The students were originally approached by the University of Manitoba’s Faculty of Education (under the leadership of Joanna Black and in association with the Winnipeg Art Gallery) to submit their work to the exhibition. The patrons’ initial instincts paid off, as the students’ work excelled in three levels of judging—regional, national and international—to be among the few pieces chosen for the exhibit. Sisler will send one student and a teacher delegate to Estonia to represent the school.
“People around the world submitted artwork for this exhibition,” Mr. Thwaites said. “These students not only have a sense of accomplishment and recognition locally, nationally and internationally…it also gives them a broader sense of an artistic community. There’s an international art scene out there that they are now a part of.”
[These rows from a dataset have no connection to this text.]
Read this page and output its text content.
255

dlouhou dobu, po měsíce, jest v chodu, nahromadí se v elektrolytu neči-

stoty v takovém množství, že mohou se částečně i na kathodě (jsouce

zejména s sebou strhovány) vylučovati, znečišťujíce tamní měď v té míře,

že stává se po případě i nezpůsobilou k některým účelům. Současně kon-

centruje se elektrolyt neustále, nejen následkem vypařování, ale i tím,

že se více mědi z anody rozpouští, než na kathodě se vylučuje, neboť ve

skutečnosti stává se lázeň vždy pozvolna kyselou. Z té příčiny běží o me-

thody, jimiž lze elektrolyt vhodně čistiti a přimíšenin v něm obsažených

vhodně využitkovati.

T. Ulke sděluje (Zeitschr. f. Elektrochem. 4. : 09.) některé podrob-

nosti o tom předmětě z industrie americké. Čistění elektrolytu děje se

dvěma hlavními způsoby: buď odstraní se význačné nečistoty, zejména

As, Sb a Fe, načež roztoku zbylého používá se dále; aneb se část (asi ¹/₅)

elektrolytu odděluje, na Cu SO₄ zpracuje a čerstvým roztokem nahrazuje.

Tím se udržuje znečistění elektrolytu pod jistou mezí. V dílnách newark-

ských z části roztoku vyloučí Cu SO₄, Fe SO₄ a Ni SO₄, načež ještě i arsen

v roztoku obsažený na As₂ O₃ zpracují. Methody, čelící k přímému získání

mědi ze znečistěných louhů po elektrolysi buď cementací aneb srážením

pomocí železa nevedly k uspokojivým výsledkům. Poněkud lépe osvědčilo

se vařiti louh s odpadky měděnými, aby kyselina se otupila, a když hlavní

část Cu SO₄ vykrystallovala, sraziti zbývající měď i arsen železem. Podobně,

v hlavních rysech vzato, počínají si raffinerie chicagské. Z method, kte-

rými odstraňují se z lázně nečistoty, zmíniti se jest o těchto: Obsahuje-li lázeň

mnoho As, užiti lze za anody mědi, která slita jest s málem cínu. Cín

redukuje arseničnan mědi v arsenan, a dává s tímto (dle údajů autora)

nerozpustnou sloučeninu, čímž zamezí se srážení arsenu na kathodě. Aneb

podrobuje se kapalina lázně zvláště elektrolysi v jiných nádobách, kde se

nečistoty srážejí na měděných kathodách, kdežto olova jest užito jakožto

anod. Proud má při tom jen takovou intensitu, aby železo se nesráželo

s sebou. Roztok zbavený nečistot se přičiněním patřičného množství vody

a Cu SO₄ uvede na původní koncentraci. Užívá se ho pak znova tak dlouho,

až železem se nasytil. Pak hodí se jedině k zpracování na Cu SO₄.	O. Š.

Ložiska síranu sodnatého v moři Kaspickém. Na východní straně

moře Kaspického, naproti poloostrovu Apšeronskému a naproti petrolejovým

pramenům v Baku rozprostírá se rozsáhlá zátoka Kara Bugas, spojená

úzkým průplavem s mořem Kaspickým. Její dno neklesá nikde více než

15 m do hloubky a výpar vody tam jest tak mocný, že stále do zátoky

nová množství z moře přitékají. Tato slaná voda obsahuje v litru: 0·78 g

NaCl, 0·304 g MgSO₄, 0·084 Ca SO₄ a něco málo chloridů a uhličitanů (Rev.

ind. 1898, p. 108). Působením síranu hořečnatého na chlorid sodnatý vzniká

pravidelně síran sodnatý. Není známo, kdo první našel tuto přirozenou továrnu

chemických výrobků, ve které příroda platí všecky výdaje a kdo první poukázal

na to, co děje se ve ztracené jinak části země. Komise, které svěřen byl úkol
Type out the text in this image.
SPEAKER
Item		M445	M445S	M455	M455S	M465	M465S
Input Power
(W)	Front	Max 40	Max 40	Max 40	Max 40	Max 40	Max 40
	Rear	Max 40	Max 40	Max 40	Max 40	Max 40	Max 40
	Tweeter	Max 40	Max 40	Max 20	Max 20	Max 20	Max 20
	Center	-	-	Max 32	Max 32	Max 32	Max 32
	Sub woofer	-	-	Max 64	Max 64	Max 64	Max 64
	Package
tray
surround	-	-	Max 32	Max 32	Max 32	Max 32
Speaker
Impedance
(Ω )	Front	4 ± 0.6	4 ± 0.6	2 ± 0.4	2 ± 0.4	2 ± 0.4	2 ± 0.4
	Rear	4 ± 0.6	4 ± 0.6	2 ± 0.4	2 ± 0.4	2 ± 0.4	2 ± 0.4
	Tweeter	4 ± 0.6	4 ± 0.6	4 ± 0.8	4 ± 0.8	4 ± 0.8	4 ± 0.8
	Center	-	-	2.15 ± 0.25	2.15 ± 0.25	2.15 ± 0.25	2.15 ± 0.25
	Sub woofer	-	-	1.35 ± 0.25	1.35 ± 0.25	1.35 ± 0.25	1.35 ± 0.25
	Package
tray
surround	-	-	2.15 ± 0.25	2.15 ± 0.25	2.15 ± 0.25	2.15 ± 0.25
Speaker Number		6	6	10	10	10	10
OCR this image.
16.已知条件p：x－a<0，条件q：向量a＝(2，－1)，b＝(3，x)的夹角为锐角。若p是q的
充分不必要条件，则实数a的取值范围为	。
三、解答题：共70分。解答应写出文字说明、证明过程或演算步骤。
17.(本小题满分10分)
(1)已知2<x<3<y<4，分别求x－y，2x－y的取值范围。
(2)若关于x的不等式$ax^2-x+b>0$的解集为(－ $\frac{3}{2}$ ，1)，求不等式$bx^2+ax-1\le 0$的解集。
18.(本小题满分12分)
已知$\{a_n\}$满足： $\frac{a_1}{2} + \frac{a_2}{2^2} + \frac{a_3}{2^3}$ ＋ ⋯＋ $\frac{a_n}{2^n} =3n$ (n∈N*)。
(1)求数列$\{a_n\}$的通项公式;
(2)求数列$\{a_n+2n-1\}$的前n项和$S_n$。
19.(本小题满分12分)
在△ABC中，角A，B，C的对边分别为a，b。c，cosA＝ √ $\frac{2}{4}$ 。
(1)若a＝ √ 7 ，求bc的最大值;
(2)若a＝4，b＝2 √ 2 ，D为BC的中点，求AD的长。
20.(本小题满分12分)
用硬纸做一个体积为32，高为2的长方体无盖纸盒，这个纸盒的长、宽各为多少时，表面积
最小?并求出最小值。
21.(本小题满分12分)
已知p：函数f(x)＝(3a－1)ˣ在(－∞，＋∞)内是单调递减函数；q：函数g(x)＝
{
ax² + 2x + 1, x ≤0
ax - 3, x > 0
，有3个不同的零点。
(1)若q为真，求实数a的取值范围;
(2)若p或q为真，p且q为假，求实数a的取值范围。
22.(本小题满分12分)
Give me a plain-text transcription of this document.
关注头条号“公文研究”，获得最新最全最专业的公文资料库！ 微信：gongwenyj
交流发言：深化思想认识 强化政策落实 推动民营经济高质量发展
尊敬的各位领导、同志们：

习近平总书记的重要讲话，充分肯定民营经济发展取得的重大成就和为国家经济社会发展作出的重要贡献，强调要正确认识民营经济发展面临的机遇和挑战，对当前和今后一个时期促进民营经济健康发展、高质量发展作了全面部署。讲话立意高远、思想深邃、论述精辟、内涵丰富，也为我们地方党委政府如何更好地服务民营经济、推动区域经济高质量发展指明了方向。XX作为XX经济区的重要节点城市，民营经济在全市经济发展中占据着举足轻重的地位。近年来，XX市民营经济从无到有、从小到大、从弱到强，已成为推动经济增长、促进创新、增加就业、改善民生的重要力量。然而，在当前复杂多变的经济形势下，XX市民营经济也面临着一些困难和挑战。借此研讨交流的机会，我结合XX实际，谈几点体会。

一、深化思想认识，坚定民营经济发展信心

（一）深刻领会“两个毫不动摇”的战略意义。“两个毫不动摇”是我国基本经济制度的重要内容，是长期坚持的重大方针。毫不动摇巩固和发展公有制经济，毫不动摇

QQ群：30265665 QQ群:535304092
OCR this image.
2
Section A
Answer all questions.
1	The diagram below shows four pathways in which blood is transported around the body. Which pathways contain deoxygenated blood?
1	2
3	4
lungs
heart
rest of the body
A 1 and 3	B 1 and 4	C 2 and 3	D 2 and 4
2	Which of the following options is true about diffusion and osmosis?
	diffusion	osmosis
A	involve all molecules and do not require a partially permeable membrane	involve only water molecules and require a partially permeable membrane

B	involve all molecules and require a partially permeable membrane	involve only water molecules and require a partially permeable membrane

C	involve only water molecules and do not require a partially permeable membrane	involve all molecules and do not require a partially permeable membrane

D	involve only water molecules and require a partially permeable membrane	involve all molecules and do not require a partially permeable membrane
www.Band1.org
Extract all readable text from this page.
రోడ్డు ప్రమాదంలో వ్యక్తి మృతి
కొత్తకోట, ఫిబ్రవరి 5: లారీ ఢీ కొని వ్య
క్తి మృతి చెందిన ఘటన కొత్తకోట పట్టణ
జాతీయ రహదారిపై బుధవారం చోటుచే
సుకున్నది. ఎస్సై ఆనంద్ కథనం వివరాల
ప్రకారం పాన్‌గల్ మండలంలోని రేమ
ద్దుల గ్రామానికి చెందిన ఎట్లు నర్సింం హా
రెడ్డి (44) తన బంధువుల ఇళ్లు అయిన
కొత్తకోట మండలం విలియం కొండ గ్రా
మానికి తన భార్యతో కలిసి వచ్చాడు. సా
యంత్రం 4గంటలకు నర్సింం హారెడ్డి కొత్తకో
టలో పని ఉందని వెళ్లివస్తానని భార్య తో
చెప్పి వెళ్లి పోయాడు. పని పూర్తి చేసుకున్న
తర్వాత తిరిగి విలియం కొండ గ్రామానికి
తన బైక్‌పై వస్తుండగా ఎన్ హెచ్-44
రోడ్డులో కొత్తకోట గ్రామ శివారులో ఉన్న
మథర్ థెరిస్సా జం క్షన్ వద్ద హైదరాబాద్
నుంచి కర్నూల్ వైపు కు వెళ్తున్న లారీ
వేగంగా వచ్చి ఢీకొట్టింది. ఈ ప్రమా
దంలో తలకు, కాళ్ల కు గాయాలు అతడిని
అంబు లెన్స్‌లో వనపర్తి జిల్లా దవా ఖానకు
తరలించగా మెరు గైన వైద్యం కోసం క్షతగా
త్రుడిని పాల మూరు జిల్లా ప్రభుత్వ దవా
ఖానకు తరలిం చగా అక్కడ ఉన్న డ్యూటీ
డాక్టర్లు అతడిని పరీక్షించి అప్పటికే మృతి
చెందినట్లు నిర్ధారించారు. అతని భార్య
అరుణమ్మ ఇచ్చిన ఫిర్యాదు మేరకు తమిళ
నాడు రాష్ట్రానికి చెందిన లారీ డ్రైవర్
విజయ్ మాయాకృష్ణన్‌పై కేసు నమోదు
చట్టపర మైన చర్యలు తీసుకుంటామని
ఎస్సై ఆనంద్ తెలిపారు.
From and more at: https://www.winnipegsd.ca/About%20WSD/NEWS/Pages/Eksperimenta!.aspx
This message was sent from Estonia by Dr. Joanna Black and Dr. Miriam Cooley: “We were given formal acknowledgement for the work by Sisler High School students Angela Anne Fernandez Aguila, Ann Kendell Maloles, Francis Novilla, Aaron Ryan V. Legaspi, Elina Q. Pe Benito, Jenna Li, John Russel Millar for their work “The Forbidden Fruit: Humankind’s Choice in the Perpetual Discord between Art and the Economy”. In particular, the Estonian jurors noted the tremendous research that went into the creation of this work.